Historically, the study of porous media flow has been connected to problems in the subsurface. Members of the groundwater and petroleum engineering communities have been particularly involved in the development of model equations and simulation tools, as tracking of a variety of fluids, including oil, water, and contaminants, has always been of interest. More recently, however, the study of porous media flows has become connected to industrial problems. Filtration processes are ubiquitous; they appear in cars, industrial processing, our bodies, pharmaceutical manufacturing, and occupational safety equipment, just to name a few. The filter is a porous media, and the flow through the filter is governed by the media, the fluid type, and the requirements associated with the underlying process.
A more accurate representation of the flow through a porous media would be realized if one used the Navier-Stokes equations to model the flow through the porous network. This is a difficult undertaking, as one must know what happens inside the porous medium on the microscale. This requires information about the pore sizes throughout the medium, the connectivity of pore channels, and the tortuosity of these channels. This level of detail can be impossible to acquire for a relatively small porous medium, much less a larger area of study. In addition, the microscopic description of the medium can change over time, as happens when filters are used to capture debris particles. The size of the system that would need to be solved, requiring 3 velocity unknowns and a pressure unknown, also adds to the complexity of the problem.
Darcy’s equation is based on an averaged description of the flow through a given porous medium, and is only valid for relatively slow velocities. An example where Darcy’s flow would likely not be valid is in the pharmaceutical industry, where membrane filters are used to separate proteins during the drug purification process. The industry requires high-volume throughput, which means that the unprocessed fluids are pushed through the filtration membrane at a high velocity. We are interested in developing simulation tools that can guide the design of efficient membranes, but development of an accurate simulation tool requires accurate modeling equations.

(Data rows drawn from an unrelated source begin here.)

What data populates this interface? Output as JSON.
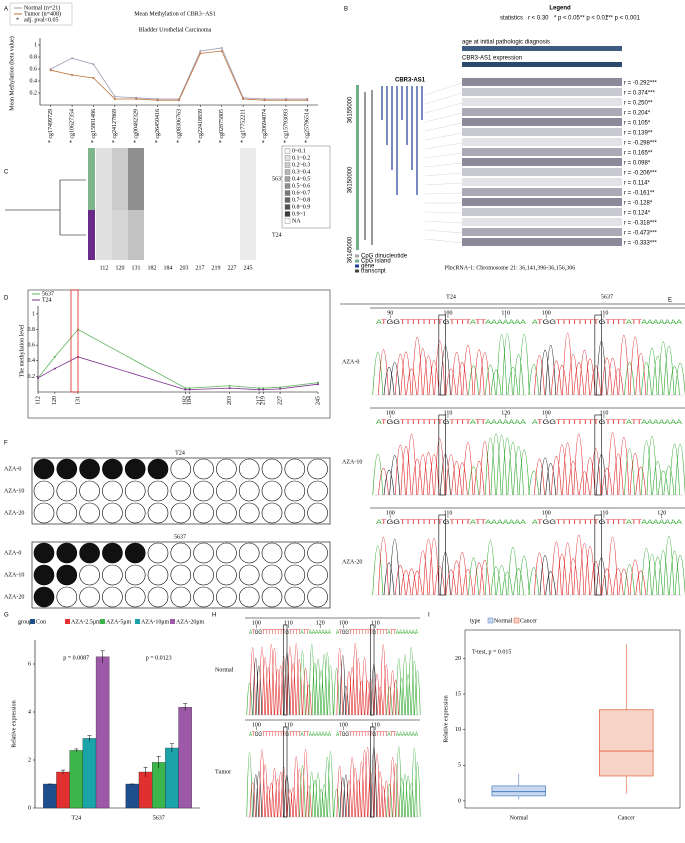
{
  "panel_labels": [
    "A",
    "B",
    "C",
    "D",
    "E",
    "F",
    "G",
    "H",
    "I"
  ],
  "chart_data": [
    {
      "type": "line",
      "title": "Mean Methylation of CBR3−AS1",
      "subtitle": "Bladder Urothelial Carcinoma",
      "ylabel": "Mean Methylation (beta value)",
      "categories": [
        "* cg17499729",
        "* cg10627354",
        "* cg15801486",
        "* cg24127869",
        "* cg00482329",
        "* cg26450416",
        "* cg08306763",
        "* cg22418839",
        "* cg02875805",
        "* cg17752211",
        "* cg20694074",
        "* cg15793093",
        "* cg25796514"
      ],
      "label_colors": [
        "#000000",
        "#000000",
        "#000000",
        "#000000",
        "#3f9a3a",
        "#3f9a3a",
        "#3f9a3a",
        "#000000",
        "#000000",
        "#3f9a3a",
        "#3f9a3a",
        "#3f9a3a",
        "#3f9a3a"
      ],
      "series": [
        {
          "name": "Normal (n=21)",
          "color": "#9a9ab2",
          "values": [
            0.6,
            0.78,
            0.68,
            0.14,
            0.12,
            0.1,
            0.1,
            0.9,
            0.95,
            0.12,
            0.1,
            0.1,
            0.1
          ]
        },
        {
          "name": "Tumor (n=408)",
          "color": "#c0703a",
          "values": [
            0.58,
            0.5,
            0.45,
            0.1,
            0.1,
            0.08,
            0.08,
            0.86,
            0.9,
            0.1,
            0.08,
            0.08,
            0.08
          ]
        }
      ],
      "legend_note": "adj. pval<0.05",
      "ylim": [
        0,
        1.05
      ],
      "yticks": [
        0.2,
        0.4,
        0.6,
        0.8,
        1
      ]
    },
    {
      "type": "line",
      "ylabel": "The methylation level",
      "x": [
        112,
        120,
        131,
        182,
        184,
        203,
        217,
        219,
        227,
        245
      ],
      "xlim": [
        112,
        245
      ],
      "xticks": [
        112,
        120,
        131,
        182,
        184,
        203,
        217,
        219,
        227,
        245
      ],
      "series": [
        {
          "name": "5637",
          "color": "#5fb55f",
          "values": [
            0.18,
            0.45,
            0.8,
            0.05,
            0.05,
            0.08,
            0.05,
            0.05,
            0.06,
            0.12
          ]
        },
        {
          "name": "T24",
          "color": "#7b2d8e",
          "values": [
            0.18,
            0.3,
            0.45,
            0.03,
            0.03,
            0.05,
            0.03,
            0.03,
            0.04,
            0.1
          ]
        }
      ],
      "ylim": [
        0,
        1.05
      ],
      "yticks": [
        0.2,
        0.4,
        0.6,
        0.8,
        1
      ]
    },
    {
      "type": "bar",
      "legend_title": "group",
      "ylabel": "Relative expression",
      "categories": [
        "T24",
        "5637"
      ],
      "series": [
        {
          "name": "Con",
          "color": "#1f4e8c",
          "values": [
            1,
            1
          ],
          "errors": [
            0,
            0
          ]
        },
        {
          "name": "AZA-2.5μm",
          "color": "#e03030",
          "values": [
            1.5,
            1.5
          ],
          "errors": [
            0.08,
            0.2
          ]
        },
        {
          "name": "AZA-5μm",
          "color": "#3cb54a",
          "values": [
            2.4,
            1.9
          ],
          "errors": [
            0.06,
            0.25
          ]
        },
        {
          "name": "AZA-10μm",
          "color": "#1aa3a8",
          "values": [
            2.9,
            2.5
          ],
          "errors": [
            0.12,
            0.18
          ]
        },
        {
          "name": "AZA-20μm",
          "color": "#9b59a8",
          "values": [
            6.3,
            4.2
          ],
          "errors": [
            0.25,
            0.15
          ]
        }
      ],
      "annotations": [
        "p = 0.0087",
        "p = 0.0123"
      ],
      "ylim": [
        0,
        7
      ],
      "yticks": [
        0,
        2,
        4,
        6
      ]
    },
    {
      "type": "box",
      "legend_title": "type",
      "ylabel": "Relative expression",
      "categories": [
        "Normal",
        "Cancer"
      ],
      "colors": [
        "#4a7fc0",
        "#e0603a"
      ],
      "fills": [
        "#c9d8ee",
        "#f7d3c6"
      ],
      "boxes": [
        {
          "min": 0.2,
          "q1": 0.7,
          "median": 1.3,
          "q3": 2.1,
          "max": 3.8
        },
        {
          "min": 1,
          "q1": 3.5,
          "median": 7,
          "q3": 12.8,
          "max": 22
        }
      ],
      "annotation": "T-test, p = 0.015",
      "ylim": [
        -1,
        24
      ],
      "yticks": [
        0,
        5,
        10,
        15,
        20
      ]
    }
  ],
  "genome": {
    "legend_title": "Legend",
    "stats_label": "statistics",
    "stat_keys": [
      "r < 0.30",
      "* p < 0.05",
      "** p < 0.01",
      "*** p < 0.001"
    ],
    "tracks": [
      "age at initial pathologic diagnosis",
      "CBR3-AS1 expression"
    ],
    "gene": "CBR3-AS1",
    "coords": [
      "36155000",
      "36150000",
      "36145000"
    ],
    "r_values": [
      "r = -0.292***",
      "r = 0.374***",
      "r = 0.250**",
      "r = 0.204*",
      "r = 0.105*",
      "r = 0.139**",
      "r = -0.298***",
      "r = 0.165**",
      "r = 0.098*",
      "r = -0.206***",
      "r = 0.114*",
      "r = -0.161**",
      "r = -0.128*",
      "r = 0.124*",
      "r = -0.318***",
      "r = -0.473***",
      "r = -0.333***"
    ],
    "caption": "PlncRNA-1: Chromosome 21: 36,141,396-36,156,306",
    "feature_legend": [
      "CpG dinucleotide",
      "CpG island",
      "gene",
      "transcript"
    ]
  },
  "heatmap": {
    "columns": [
      "112",
      "120",
      "131",
      "182",
      "184",
      "203",
      "217",
      "219",
      "227",
      "245"
    ],
    "rows": [
      "5637",
      "T24"
    ],
    "values": [
      [
        0.15,
        0.25,
        0.55,
        0,
        0,
        0,
        0,
        0,
        0,
        0.1
      ],
      [
        0.15,
        0.2,
        0.3,
        0,
        0,
        0,
        0,
        0,
        0,
        0.1
      ]
    ],
    "legend": [
      "0~0.1",
      "0.1~0.2",
      "0.2~0.3",
      "0.3~0.4",
      "0.4~0.5",
      "0.5~0.6",
      "0.6~0.7",
      "0.7~0.8",
      "0.8~0.9",
      "0.9~1",
      "NA"
    ]
  },
  "bisulfite": {
    "blocks": [
      {
        "title": "T24",
        "rows": [
          {
            "label": "AZA-0",
            "sites": [
              1,
              1,
              1,
              1,
              1,
              1,
              0,
              0,
              0,
              0,
              0,
              0,
              0
            ]
          },
          {
            "label": "AZA-10",
            "sites": [
              0,
              0,
              0,
              0,
              0,
              0,
              0,
              0,
              0,
              0,
              0,
              0,
              0
            ]
          },
          {
            "label": "AZA-20",
            "sites": [
              0,
              0,
              0,
              0,
              0,
              0,
              0,
              0,
              0,
              0,
              0,
              0,
              0
            ]
          }
        ]
      },
      {
        "title": "5637",
        "rows": [
          {
            "label": "AZA-0",
            "sites": [
              1,
              1,
              1,
              1,
              1,
              0,
              0,
              0,
              0,
              0,
              0,
              0,
              0
            ]
          },
          {
            "label": "AZA-10",
            "sites": [
              1,
              1,
              0,
              0,
              0,
              0,
              0,
              0,
              0,
              0,
              0,
              0,
              0
            ]
          },
          {
            "label": "AZA-20",
            "sites": [
              1,
              0,
              0,
              0,
              0,
              0,
              0,
              0,
              0,
              0,
              0,
              0,
              0
            ]
          }
        ]
      }
    ]
  },
  "sequencing": {
    "sequence": "ATGGTTTTTTTTGTTTTATTAAAAAAA",
    "E": {
      "columns": [
        "T24",
        "5637"
      ],
      "rows": [
        "AZA-0",
        "AZA-10",
        "AZA-20"
      ],
      "ticks": [
        [
          [
            90,
            100,
            110
          ],
          [
            100,
            110
          ]
        ],
        [
          [
            100,
            110,
            120
          ],
          [
            100,
            110
          ]
        ],
        [
          [
            100,
            110
          ],
          [
            100,
            110,
            120
          ]
        ]
      ]
    },
    "H": {
      "rows": [
        "Normal",
        "Tumor"
      ],
      "ticks": [
        [
          [
            100,
            110,
            120
          ],
          [
            100,
            110
          ]
        ],
        [
          [
            100,
            110
          ],
          [
            100,
            110
          ]
        ]
      ]
    }
  }
}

In this workshop, we will study effective models for convective flows in porous media, which will allow us to handle the high velocity throughput associated with protein separations. We will consider the appropriateness of existing model equations for convective flow, and we will develop and use simulation tools to compare the results of a variety of flow equations with existing data. We will make recommendations for generalized models of porous media flows, which will allow one to solve relatively large (in scale) porous media problems at the macroscale.
Donald A. Nield and Adrian Bejan, Convection in porous media.

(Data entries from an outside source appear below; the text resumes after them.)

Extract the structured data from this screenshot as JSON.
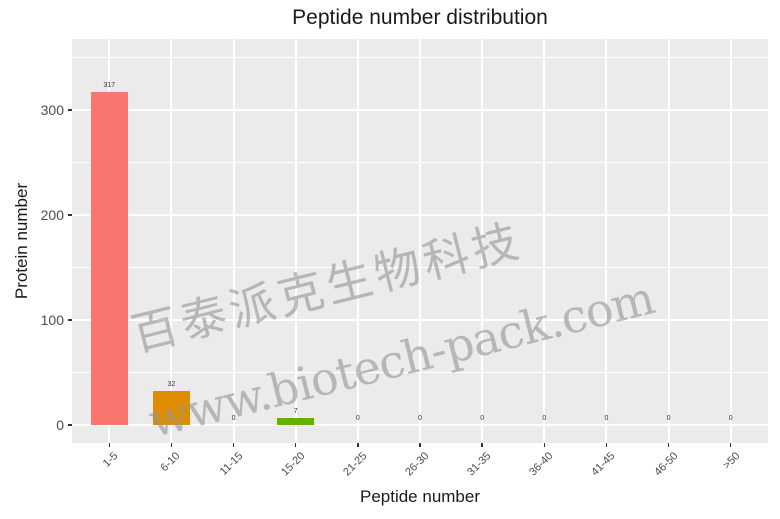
{
  "chart_data": {
    "type": "bar",
    "title": "Peptide number distribution",
    "xlabel": "Peptide number",
    "ylabel": "Protein number",
    "categories": [
      "1-5",
      "6-10",
      "11-15",
      "15-20",
      "21-25",
      "26-30",
      "31-35",
      "36-40",
      "41-45",
      "46-50",
      ">50"
    ],
    "values": [
      317,
      32,
      0,
      7,
      0,
      0,
      0,
      0,
      0,
      0,
      0
    ],
    "colors": [
      "#F8766D",
      "#DE8C00",
      "#B79F00",
      "#64B200",
      "#00BA38",
      "#00C08B",
      "#00BFC4",
      "#00B4F0",
      "#619CFF",
      "#C77CFF",
      "#F564E3"
    ],
    "yticks": [
      0,
      100,
      200,
      300
    ],
    "ylim": [
      -17,
      367
    ],
    "grid": true,
    "legend": "none",
    "bar_labels": [
      "317",
      "32",
      "0",
      "7",
      "0",
      "0",
      "0",
      "0",
      "0",
      "0",
      "0"
    ]
  },
  "watermark": {
    "line1": "百泰派克生物科技",
    "line2": "www.biotech-pack.com"
  }
}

M. Peszynska, A. Trykozko, andK. Kennedy, Sensitivity to anisotropy in non-Darcy flow model from porescale through mesoscale, Proceedings of CMWR 2010.

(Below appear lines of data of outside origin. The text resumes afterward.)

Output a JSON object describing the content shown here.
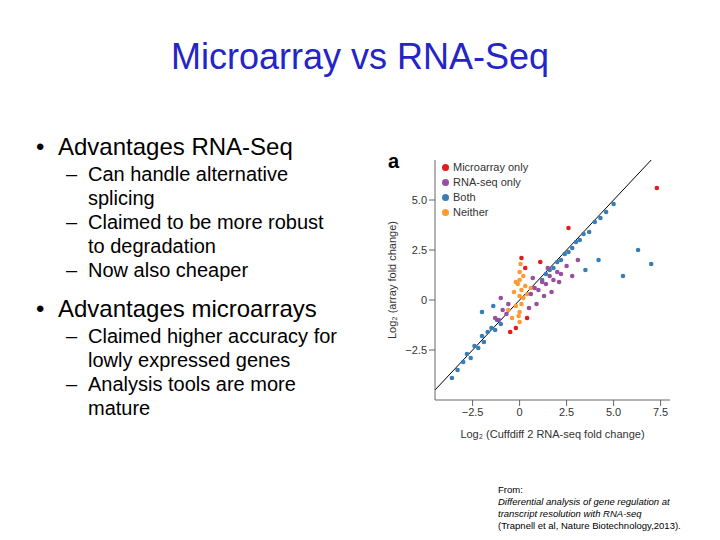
{
  "slide": {
    "title": "Microarray vs RNA-Seq",
    "bullet": "•",
    "sub_bullet": "–",
    "bullets": [
      {
        "text": "Advantages RNA-Seq",
        "items": [
          "Can handle alternative splicing",
          "Claimed to be more robust to degradation",
          "Now also cheaper"
        ]
      },
      {
        "text": "Advantages microarrays",
        "items": [
          "Claimed higher accuracy for lowly expressed genes",
          "Analysis tools are more mature"
        ]
      }
    ],
    "panel_label": "a",
    "source": [
      "From:",
      "Differential analysis of gene regulation at transcript resolution with RNA-seq",
      "(Trapnell et al, Nature Biotechnology,2013)."
    ]
  },
  "chart_data": {
    "type": "scatter",
    "x_label": "Log₂ (Cuffdiff 2 RNA-seq fold change)",
    "y_label": "Log₂ (array fold change)",
    "xlim": [
      -4.5,
      8
    ],
    "ylim": [
      -5,
      7
    ],
    "xticks": [
      {
        "value": -2.5,
        "label": "−2.5"
      },
      0,
      2.5,
      {
        "value": 5,
        "label": "5.0"
      },
      7.5
    ],
    "yticks": [
      {
        "value": -2.5,
        "label": "−2.5"
      },
      0,
      2.5,
      {
        "value": 5,
        "label": "5.0"
      }
    ],
    "grid": false,
    "legend": "upper left",
    "series": [
      {
        "name": "Microarray only",
        "color": "#e41a1c",
        "x": [
          0.3,
          -0.2,
          0.4,
          1.1,
          -0.5,
          2.6,
          7.3,
          0.1
        ],
        "values": [
          1.6,
          -1.4,
          -0.9,
          1.9,
          -1.6,
          3.6,
          5.6,
          2.1
        ]
      },
      {
        "name": "RNA-seq only",
        "color": "#984ea3",
        "x": [
          0.6,
          0.8,
          1.0,
          1.2,
          1.4,
          1.6,
          1.8,
          2.0,
          2.2,
          2.5,
          0.9,
          1.3,
          1.7,
          2.1,
          -0.7,
          -0.9,
          -1.1,
          -1.3,
          -0.6,
          -1.0,
          0.7,
          1.5,
          2.8,
          3.1,
          0.5
        ],
        "values": [
          0.3,
          0.6,
          0.5,
          0.9,
          0.8,
          1.2,
          1.0,
          1.4,
          1.3,
          1.7,
          -0.2,
          0.2,
          0.4,
          0.9,
          -0.7,
          -0.5,
          -1.0,
          -0.9,
          -0.2,
          0.1,
          1.1,
          1.6,
          1.2,
          2.0,
          -0.4
        ]
      },
      {
        "name": "Both",
        "color": "#377eb8",
        "x": [
          -3.6,
          -3.3,
          -3.0,
          -2.8,
          -2.6,
          -2.4,
          -2.2,
          -2.0,
          -1.9,
          -1.7,
          -1.5,
          -1.3,
          -1.2,
          -1.0,
          1.2,
          1.4,
          1.6,
          1.8,
          2.0,
          2.2,
          2.4,
          2.6,
          2.8,
          3.0,
          3.2,
          3.4,
          3.7,
          4.0,
          4.3,
          4.6,
          5.0,
          3.5,
          4.2,
          5.5,
          6.3,
          7.0,
          -2.0,
          -1.4
        ],
        "values": [
          -3.9,
          -3.5,
          -3.1,
          -2.7,
          -2.9,
          -2.3,
          -2.4,
          -1.8,
          -2.1,
          -1.6,
          -1.4,
          -1.5,
          -1.0,
          -1.2,
          1.0,
          1.3,
          1.5,
          1.6,
          1.9,
          2.0,
          2.3,
          2.4,
          2.6,
          2.9,
          3.0,
          3.3,
          3.4,
          3.9,
          4.1,
          4.4,
          4.8,
          1.5,
          2.0,
          1.2,
          2.5,
          1.8,
          -0.6,
          -0.3
        ]
      },
      {
        "name": "Neither",
        "color": "#ff9933",
        "x": [
          -0.4,
          -0.3,
          -0.2,
          -0.1,
          0,
          0,
          0,
          0,
          0.1,
          0.1,
          0.2,
          0.3,
          0.4,
          -0.6,
          0.6,
          0,
          0.05,
          -0.05,
          0.2,
          -0.2
        ],
        "values": [
          -0.9,
          0.4,
          -0.3,
          0.8,
          -0.6,
          0.2,
          1.0,
          1.4,
          -0.2,
          0.5,
          0.1,
          0.7,
          0.3,
          -0.5,
          0.6,
          -1.1,
          1.8,
          -0.8,
          1.2,
          0.9
        ]
      }
    ]
  }
}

Luc Tartar, The General Theory of Homogenization: A Personalized Introduction.
A. Bourgeat, E. Marusic-Paloka, and A. Mikelic, Weak nonlinear corrections for Darcy’s law, Mathematical Models and Methods in Applied Sciences, 8(6), 1996, pp. 1-13.
Oleg Iliev, Andro Mikelic, and Peter Popov, On Upscaling Certain Flows in Deformable Porous Media, Simulation , 7(1), 2008, pp. 93-123.
L. C. Evans, Chapter 4.5.4, Homogenenization Partial Differential Equations.
A. Bensoussan, J. Lions, and G. Papanicolaou, “Asymptotic analysis for periodic structures“, Stud. Math. Appl. 5, North-Holland, Amsterdam, 1978
P. Forchheimer, “Wasserbewegung durch boden“, Z. Ver. Deutsch. Ing., 45, 1901, pp. 1782-1788
H. Darcy, “Les fontaines publique de la ville de Dijon,” Librairie des Corps Imperiaux des Ponts et Chaussees et des Mines, Paris, 1856.